The relationship between BMI and FAF is not linear at all - I ran the ggpairs() function on this dataset and there were not a response & explanatory variable pair that were linear, so I am going to use my initial response variable (BMI) and a continuous explanatory variable (FAF) for my linear regression with the fact that they do not have a linear relationship in mind.

Build a linear regression model of the response and evaluate its fit

model <- lm(BMI ~ FAF, obesity)

summary(model)
## 
## Call:
## lm(formula = BMI ~ FAF, data = obesity)
## 
## Residuals:
##      Min       1Q   Median       3Q      Max 
## -15.5674  -5.4086  -0.8229   6.2045  21.9465 
## 
## Coefficients:
##             Estimate Std. Error t value Pr(>|t|)    
## (Intercept)  31.3895     0.2665 117.771   <2e-16 ***
## FAF          -1.6721     0.2018  -8.285   <2e-16 ***
## ---
## Signif. codes:  0 '***' 0.001 '**' 0.01 '*' 0.05 '.' 0.1 ' ' 1
## 
## Residual standard error: 7.886 on 2109 degrees of freedom
## Multiple R-squared:  0.03152,    Adjusted R-squared:  0.03106 
## F-statistic: 68.64 on 1 and 2109 DF,  p-value: < 2.2e-16

Looking at the coefficients for this linear regression model, I would conclude that there is a weak relationship between BMI based on FAF (frequency of physical activity). I could have predicted this based on the fact that there is absolutely nowhere near a linear relationship between the two variables when graphed, but this can also be determined based on the R squared value, which is very small, meaning the linear model explains about 3% of the relationship between BMI and FAF. Despite this, my p-value for this relationship is very small, implying that there is a large level of statistical significance between the two variables, but based on my research into what this might mean, it’s likely that there is any limited practical significance to this low p-value because the R squared value is so low.

Based on this linear regression model between BMI and FAF, I would conclude that while there is a strong relationship between BMI and FAF, increasing physical activity should not be prescribed as a weight management tactic because there is no evidence to suggest that they are related in a linear way (it cannot be concluded that more exercise equals a lower BMI).

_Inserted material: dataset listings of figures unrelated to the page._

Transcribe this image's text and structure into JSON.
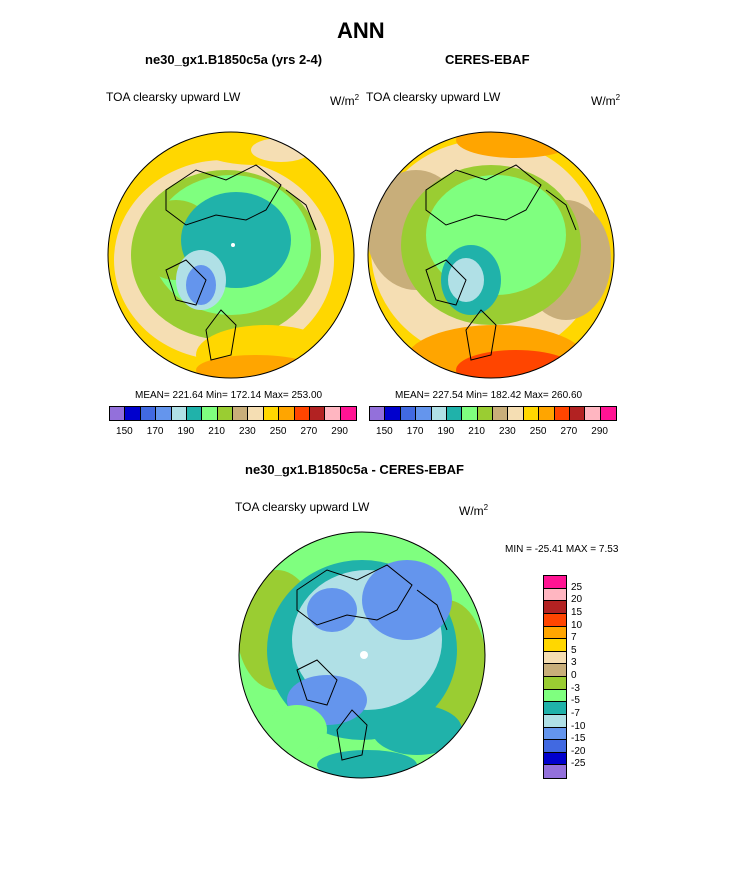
{
  "title": "ANN",
  "panels": [
    {
      "heading": "ne30_gx1.B1850c5a (yrs 2-4)",
      "variable": "TOA clearsky upward LW",
      "units_base": "W/m",
      "units_exp": "2",
      "stats": "MEAN= 221.64  Min= 172.14  Max= 253.00"
    },
    {
      "heading": "CERES-EBAF",
      "variable": "TOA clearsky upward LW",
      "units_base": "W/m",
      "units_exp": "2",
      "stats": "MEAN= 227.54  Min= 182.42  Max= 260.60"
    }
  ],
  "horizontal_colorbar": {
    "colors": [
      "#9370db",
      "#0000cd",
      "#4169e1",
      "#6495ed",
      "#b0e0e6",
      "#20b2aa",
      "#7fff7f",
      "#9acd32",
      "#c8ae7a",
      "#f5deb3",
      "#ffd700",
      "#ffa500",
      "#ff4500",
      "#b22222",
      "#ffb6c1",
      "#ff1493"
    ],
    "tick_labels": [
      "150",
      "170",
      "190",
      "210",
      "230",
      "250",
      "270",
      "290"
    ]
  },
  "difference": {
    "heading": "ne30_gx1.B1850c5a - CERES-EBAF",
    "variable": "TOA clearsky upward LW",
    "units_base": "W/m",
    "units_exp": "2",
    "minmax": "MIN = -25.41 MAX =   7.53",
    "colorbar": {
      "colors_top_to_bottom": [
        "#ff1493",
        "#ffb6c1",
        "#b22222",
        "#ff4500",
        "#ffa500",
        "#ffd700",
        "#f5deb3",
        "#c8ae7a",
        "#9acd32",
        "#7fff7f",
        "#20b2aa",
        "#b0e0e6",
        "#6495ed",
        "#4169e1",
        "#0000cd",
        "#9370db"
      ],
      "tick_labels": [
        "25",
        "20",
        "15",
        "10",
        "7",
        "5",
        "3",
        "0",
        "-3",
        "-5",
        "-7",
        "-10",
        "-15",
        "-20",
        "-25"
      ]
    }
  }
}
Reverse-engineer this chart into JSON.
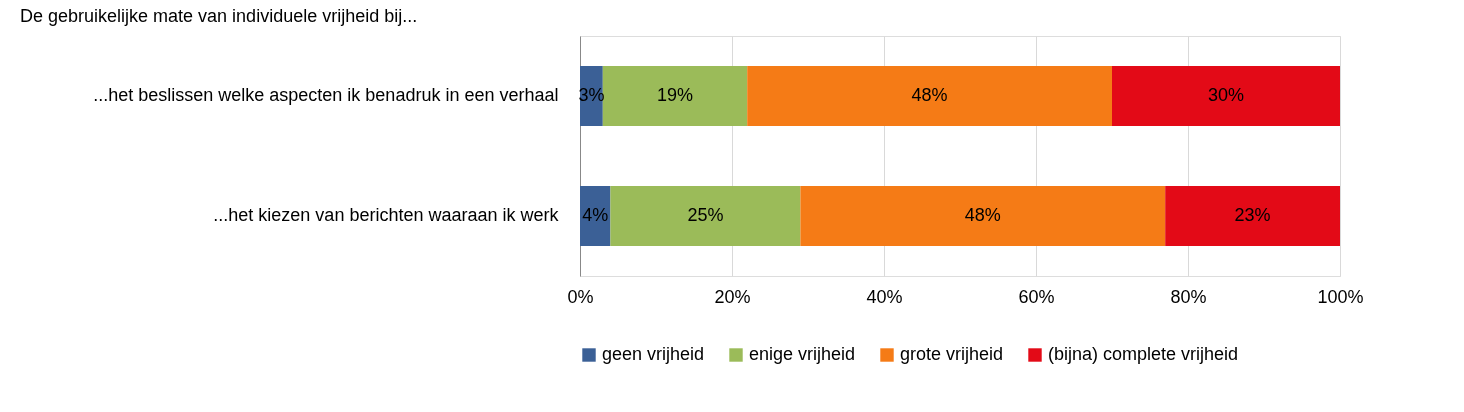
{
  "chart_data": {
    "type": "bar",
    "orientation": "horizontal",
    "stacked": true,
    "title": "De gebruikelijke mate van individuele vrijheid bij...",
    "categories": [
      "...het beslissen welke aspecten ik benadruk in een verhaal",
      "...het kiezen van berichten waaraan ik werk"
    ],
    "series": [
      {
        "name": "geen vrijheid",
        "color": "#3b6096",
        "values": [
          3,
          4
        ],
        "value_labels": [
          "3%",
          "4%"
        ]
      },
      {
        "name": "enige vrijheid",
        "color": "#9bbb59",
        "values": [
          19,
          25
        ],
        "value_labels": [
          "19%",
          "25%"
        ]
      },
      {
        "name": "grote vrijheid",
        "color": "#f57b16",
        "values": [
          48,
          48
        ],
        "value_labels": [
          "48%",
          "48%"
        ]
      },
      {
        "name": "(bijna) complete vrijheid",
        "color": "#e30a17",
        "values": [
          30,
          23
        ],
        "value_labels": [
          "30%",
          "23%"
        ]
      }
    ],
    "xlim": [
      0,
      100
    ],
    "xticks": [
      {
        "value": 0,
        "label": "0%"
      },
      {
        "value": 20,
        "label": "20%"
      },
      {
        "value": 40,
        "label": "40%"
      },
      {
        "value": 60,
        "label": "60%"
      },
      {
        "value": 80,
        "label": "80%"
      },
      {
        "value": 100,
        "label": "100%"
      }
    ],
    "grid": "x",
    "legend": "bottom"
  }
}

While I think that health practitioners should still encourage an increase in physical activity in order to maintain a healthy lifestyle and better other health markers that are not included in this dataset, I think they would be better off prescribing limiting high calorie foods to lower BMI (the other variable I looked at in this dataset).

One thing I am interested about following this analysis is, because none of the variables appeared to have a necessarily linear relationship to each BMI, is there another way we can define obesity/being overweight that might have a linear relationship to healthy lifestyle factors (like not smoking, more physical activity, walking or biking over taking public transportation, eating vegetables frequently, etc.) so that better prescriptive advice can be given?